Five of the 10 leading indicators available yesterday rose in May and five fell. Sensitive crude materials prices contributed the most to the gain in the composite index, while contracts and orders for business plant and equipment declined the most, the department said.

Robert G. Dederick, designated recently as under secretary for economic affairs, said, "While less than expected, the May advance . . . is consistent with other data suggesting that the recession has bottomed out. In the immediate future, the consumer sector apparently will be the key contributor to recovery. As indicated, though, by the setback in contracts and orders for new plant and equipment, business capital spending is likely to decline further."

Forecaster Lawrence Chimerine, head of Chase Econometrics, saw the numbers as "fundamentally consistent with what we expect, namely, that the economy is now bottoming out and a modest improvement will occur in the second half of the year." But he said that the recovery will be "relatively slow."

Both Regan and Weidenbaum said they expect interest rates, whose high level is a danger to the recovery's prospects, to fall later this year.
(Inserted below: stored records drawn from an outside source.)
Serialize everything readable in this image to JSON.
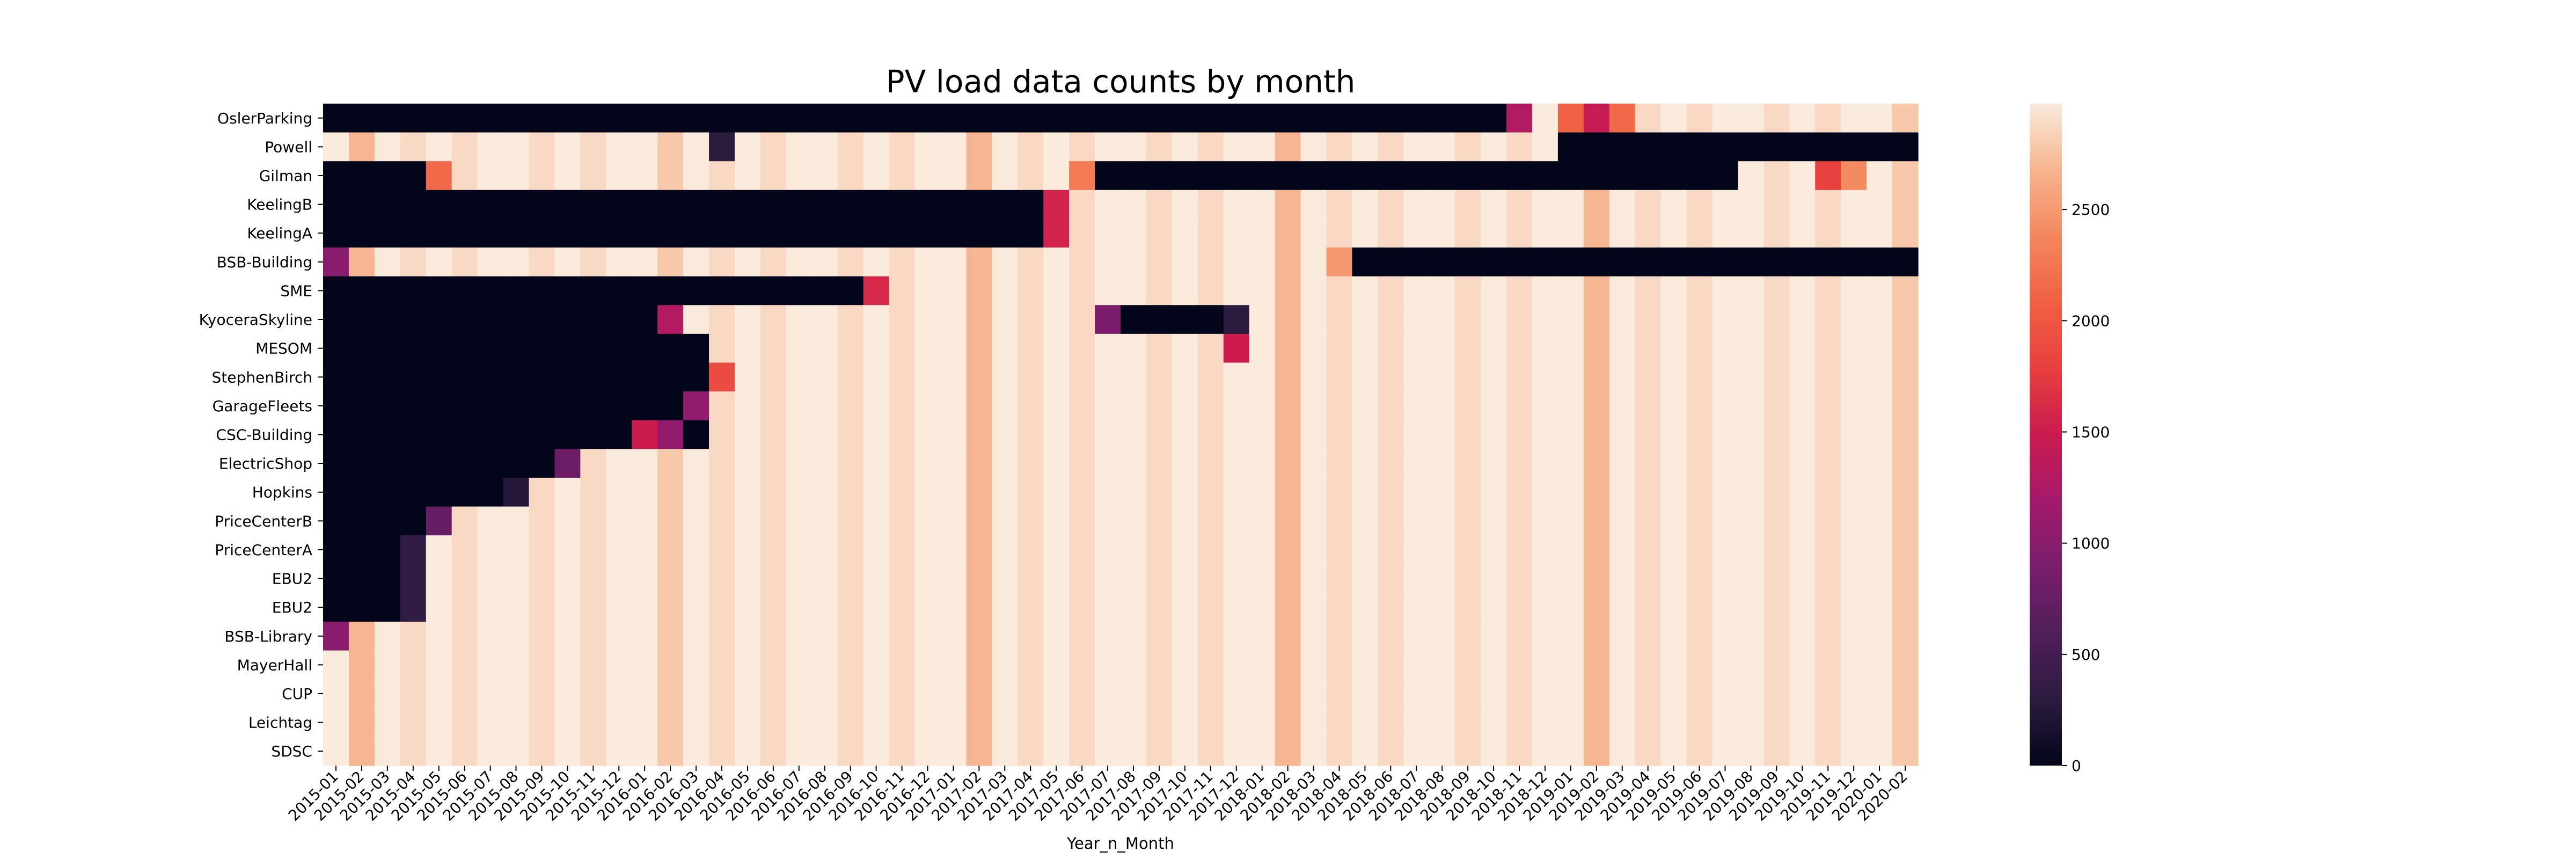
{
  "chart_data": {
    "type": "heatmap",
    "title": "PV load data counts by month",
    "xlabel": "Year_n_Month",
    "ylabel": "",
    "colormap": "rocket",
    "vmin": 0,
    "vmax": 2976,
    "colorbar_ticks": [
      0,
      500,
      1000,
      1500,
      2000,
      2500
    ],
    "x_labels": [
      "2015-01",
      "2015-02",
      "2015-03",
      "2015-04",
      "2015-05",
      "2015-06",
      "2015-07",
      "2015-08",
      "2015-09",
      "2015-10",
      "2015-11",
      "2015-12",
      "2016-01",
      "2016-02",
      "2016-03",
      "2016-04",
      "2016-05",
      "2016-06",
      "2016-07",
      "2016-08",
      "2016-09",
      "2016-10",
      "2016-11",
      "2016-12",
      "2017-01",
      "2017-02",
      "2017-03",
      "2017-04",
      "2017-05",
      "2017-06",
      "2017-07",
      "2017-08",
      "2017-09",
      "2017-10",
      "2017-11",
      "2017-12",
      "2018-01",
      "2018-02",
      "2018-03",
      "2018-04",
      "2018-05",
      "2018-06",
      "2018-07",
      "2018-08",
      "2018-09",
      "2018-10",
      "2018-11",
      "2018-12",
      "2019-01",
      "2019-02",
      "2019-03",
      "2019-04",
      "2019-05",
      "2019-06",
      "2019-07",
      "2019-08",
      "2019-09",
      "2019-10",
      "2019-11",
      "2019-12",
      "2020-01",
      "2020-02"
    ],
    "y_labels": [
      "OslerParking",
      "Powell",
      "Gilman",
      "KeelingB",
      "KeelingA",
      "BSB-Building",
      "SME",
      "KyoceraSkyline",
      "MESOM",
      "StephenBirch",
      "GarageFleets",
      "CSC-Building",
      "ElectricShop",
      "Hopkins",
      "PriceCenterB",
      "PriceCenterA",
      "EBU2",
      "EBU2",
      "BSB-Library",
      "MayerHall",
      "CUP",
      "Leichtag",
      "SDSC"
    ],
    "month_full_values": [
      2976,
      2688,
      2972,
      2880,
      2976,
      2880,
      2976,
      2976,
      2880,
      2976,
      2880,
      2976,
      2976,
      2784,
      2972,
      2880,
      2976,
      2880,
      2976,
      2976,
      2880,
      2976,
      2880,
      2976,
      2976,
      2688,
      2972,
      2880,
      2976,
      2880,
      2976,
      2976,
      2880,
      2976,
      2880,
      2976,
      2976,
      2688,
      2972,
      2880,
      2976,
      2880,
      2976,
      2976,
      2880,
      2976,
      2880,
      2976,
      2976,
      2688,
      2972,
      2880,
      2976,
      2880,
      2976,
      2976,
      2880,
      2976,
      2880,
      2976,
      2976,
      2784
    ],
    "rows": [
      {
        "name": "OslerParking",
        "zero_ranges": [
          [
            0,
            45
          ]
        ],
        "overrides": {
          "46": 1300,
          "48": 2100,
          "49": 1450,
          "50": 2150
        }
      },
      {
        "name": "Powell",
        "zero_ranges": [
          [
            15,
            15
          ],
          [
            48,
            61
          ]
        ],
        "overrides": {
          "14": 2976,
          "15": 300
        }
      },
      {
        "name": "Gilman",
        "zero_ranges": [
          [
            0,
            3
          ],
          [
            30,
            54
          ]
        ],
        "overrides": {
          "4": 2150,
          "29": 2300,
          "58": 1800,
          "59": 2400
        }
      },
      {
        "name": "KeelingB",
        "zero_ranges": [
          [
            0,
            27
          ]
        ],
        "overrides": {
          "28": 1550
        }
      },
      {
        "name": "KeelingA",
        "zero_ranges": [
          [
            0,
            27
          ]
        ],
        "overrides": {
          "28": 1550
        }
      },
      {
        "name": "BSB-Building",
        "zero_ranges": [
          [
            40,
            61
          ]
        ],
        "overrides": {
          "0": 1000,
          "39": 2500
        }
      },
      {
        "name": "SME",
        "zero_ranges": [
          [
            0,
            20
          ]
        ],
        "overrides": {
          "21": 1600
        }
      },
      {
        "name": "KyoceraSkyline",
        "zero_ranges": [
          [
            0,
            12
          ],
          [
            31,
            34
          ]
        ],
        "overrides": {
          "13": 1300,
          "30": 900,
          "35": 300
        }
      },
      {
        "name": "MESOM",
        "zero_ranges": [
          [
            0,
            14
          ]
        ],
        "overrides": {
          "35": 1500
        }
      },
      {
        "name": "StephenBirch",
        "zero_ranges": [
          [
            0,
            14
          ]
        ],
        "overrides": {
          "15": 1900
        }
      },
      {
        "name": "GarageFleets",
        "zero_ranges": [
          [
            0,
            13
          ]
        ],
        "overrides": {
          "14": 1050
        }
      },
      {
        "name": "CSC-Building",
        "zero_ranges": [
          [
            0,
            11
          ],
          [
            14,
            14
          ]
        ],
        "overrides": {
          "12": 1500,
          "13": 1050
        }
      },
      {
        "name": "ElectricShop",
        "zero_ranges": [
          [
            0,
            8
          ]
        ],
        "overrides": {
          "9": 800
        }
      },
      {
        "name": "Hopkins",
        "zero_ranges": [
          [
            0,
            6
          ]
        ],
        "overrides": {
          "7": 250
        }
      },
      {
        "name": "PriceCenterB",
        "zero_ranges": [
          [
            0,
            3
          ]
        ],
        "overrides": {
          "4": 750
        }
      },
      {
        "name": "PriceCenterA",
        "zero_ranges": [
          [
            0,
            2
          ]
        ],
        "overrides": {
          "3": 350
        }
      },
      {
        "name": "EBU2",
        "zero_ranges": [
          [
            0,
            2
          ]
        ],
        "overrides": {
          "3": 350
        }
      },
      {
        "name": "EBU2",
        "zero_ranges": [
          [
            0,
            2
          ]
        ],
        "overrides": {
          "3": 350
        }
      },
      {
        "name": "BSB-Library",
        "zero_ranges": [],
        "overrides": {
          "0": 1000
        }
      },
      {
        "name": "MayerHall",
        "zero_ranges": [],
        "overrides": {}
      },
      {
        "name": "CUP",
        "zero_ranges": [],
        "overrides": {}
      },
      {
        "name": "Leichtag",
        "zero_ranges": [],
        "overrides": {}
      },
      {
        "name": "SDSC",
        "zero_ranges": [],
        "overrides": {}
      }
    ]
  }
}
However, Weidenbaum echoed the Treasury secretary's assessment a few days ago that they will go higher before turning downward. "In the very short run, the prospect is higher interest rates. Then I hope the trend is down."

Weidenbaum disassociated himself from recent pointed criticism by Regan and the Treasury undersecretary for monetary affairs, Beryl Sprinkel, of the way in which the Federal Reserve has been executing monetary policy. The CEA is not participating in the Treasury's review of whether the Fed's independence from the executive branch of government should be curtailed in some way, he said. "The White House has ordered no such review. . . . I am not sure whether Mr. Sprinkel gives marching orders to Mrs. Sprinkel, but it doesn't extend beyond the family."

Separately, the Commerce Department reported that new orders for manufactured goods rose $2.4 billion, or 1 1/2 percent, in May to a level of $158.1 billion. Shipments, however, rose even faster, up $4.1 billion, or 2.6 percent, to $161.2 billion. As a result, order backlogs at the end of May stood at $314.8 billion, down 1 percent from April.

The book value of manufacturers' inventories decreased $2.7 billion, or 1 percent, in May to $271.5 billion. It was the fifth decline in the last six months for inventories, the department said.